One reason oil filter inspection is not done as often as it should is because it’s a nasty, messy job. Hacksaws and chisels are both messy and also tend to contaminate the filter element.
Until the last few years there was only one specialty tool (designed for aviation use) available for this job which made the process quick and easy. Unfortunately, it was also very expensive. Many airplane owners are as thrifty as boat owners, so fortunately several lower-cost tools have come on the market. These tools are designed to open the outer shell of spin-on filters, making the inner pleated element easily removable for inspection. One such cutter tool is the Filter Wiz, which also happened to receive a “Gear of the Year” award by Aviation Consumer magazine. (In the interests of full disclosure, we should note that the inventor, Kim Santerre, also is a contributor to PS).

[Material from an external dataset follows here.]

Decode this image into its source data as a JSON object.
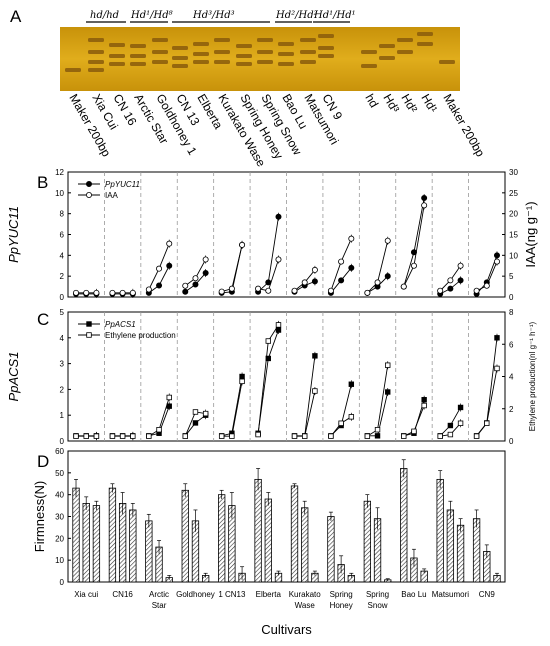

Basically, the Wiz is a simple purpose-built pipe cutter, with a bushing to hold the filter in place (the filter should be placed in a vise) and the cutting wheel positioned to slice through the outer layer of the filter at just the right point—above the thick steel base but where the skin won’t buckle either. The tool is made of 1/8" steel plate.
Filter Wiz is available only from the maker for $49.95 postpaid, satisfaction guaranteed, but no credit cards. The package includes written inspection information, as well as a 20-minute instructional video. This is primarily an aviation oriented product, but will cut open any spin-on oil filter with a 3/4x16 thread, 13/16x16 thread, or 18mm thread, male or female. There are several other filter cutters available, primarily through aviation shops, such as Aircraft Tool & Supply, and costing between $50 and $100 or more, but this is the least expensive we’ve found.